L’armée de l’air syrienne a utilisé du chlore lors d’une attaque dans la ville de Saraqeb en 2018, indique l’Organisation pour l’interdiction des armes chimiques (OIAC) dans le deuxième rapport de l’équipe d’identification et d’enquête (IIT), qui a désormais, contrairement à l’époque du premier rapport, le pouvoir de désigner l’auteur d’une attaque chimique.

«L’IIT conclut qu’il existe des motifs raisonnables de croire qu’à environ 21h22 le 4 février 2018, lors des attaques en cours contre Saraqib, un hélicoptère de l’armée de l’air arabe syrienne sous le contrôle des forces du tigre touché l’est de Saraqib en laissant tomber au moins un cylindre.
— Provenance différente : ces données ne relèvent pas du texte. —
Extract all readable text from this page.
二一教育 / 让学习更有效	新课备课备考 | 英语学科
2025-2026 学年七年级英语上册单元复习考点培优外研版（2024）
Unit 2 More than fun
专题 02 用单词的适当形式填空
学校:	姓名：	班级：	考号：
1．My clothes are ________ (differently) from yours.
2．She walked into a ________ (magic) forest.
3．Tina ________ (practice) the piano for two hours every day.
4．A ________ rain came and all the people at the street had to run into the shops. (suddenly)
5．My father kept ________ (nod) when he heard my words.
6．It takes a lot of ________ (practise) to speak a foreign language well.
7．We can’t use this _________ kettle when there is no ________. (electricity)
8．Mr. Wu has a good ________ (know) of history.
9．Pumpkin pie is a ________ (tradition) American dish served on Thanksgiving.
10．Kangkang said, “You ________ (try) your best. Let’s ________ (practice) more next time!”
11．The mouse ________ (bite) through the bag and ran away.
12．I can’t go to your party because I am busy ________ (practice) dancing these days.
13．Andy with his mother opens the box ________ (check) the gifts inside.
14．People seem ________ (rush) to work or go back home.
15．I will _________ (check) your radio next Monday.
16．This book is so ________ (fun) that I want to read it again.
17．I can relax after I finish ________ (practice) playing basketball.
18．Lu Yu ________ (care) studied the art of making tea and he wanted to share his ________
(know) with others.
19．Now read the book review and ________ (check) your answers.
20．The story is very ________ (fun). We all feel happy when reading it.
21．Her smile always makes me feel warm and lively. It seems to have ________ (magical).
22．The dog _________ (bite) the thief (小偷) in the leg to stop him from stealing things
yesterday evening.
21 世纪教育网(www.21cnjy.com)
Le cylindre s’est rompu et s’est libéré un gaz toxique, le chlore, qui s’est dispersé sur une grande surface, affectant 12 personnes nommées.», écrit l’équipe d’identification et d’enquête dans son rapport publié aujourd’hui.

L’ITT avait publié un premier rapport il y a un an, dans lequel elle avait établi que l’armée de l’air syrienne avait lâché des bombes contenant du sarin et du chlore en 2017 à Latamné, dans le nord de la Syrie, violant ainsi la Convention sur les armes chimiques.  

Et, en 2018, malgré les objections de la Syrie et de ses alliés, dont Moscou, une majorité des 193 États membres de l’OIAC avaient autorisé en 2018 l’organisation à désigner l’auteur d’une attaque chimique et non plus seulement à documenter l’utilisation d’une telle arme.

Le gouvernement syrien a toujours nié toute implication dans des attaques chimiques, affirmant avoir remis tous ses stocks d’armes chimiques sous supervision internationale aux termes d’un accord conclu en 2013.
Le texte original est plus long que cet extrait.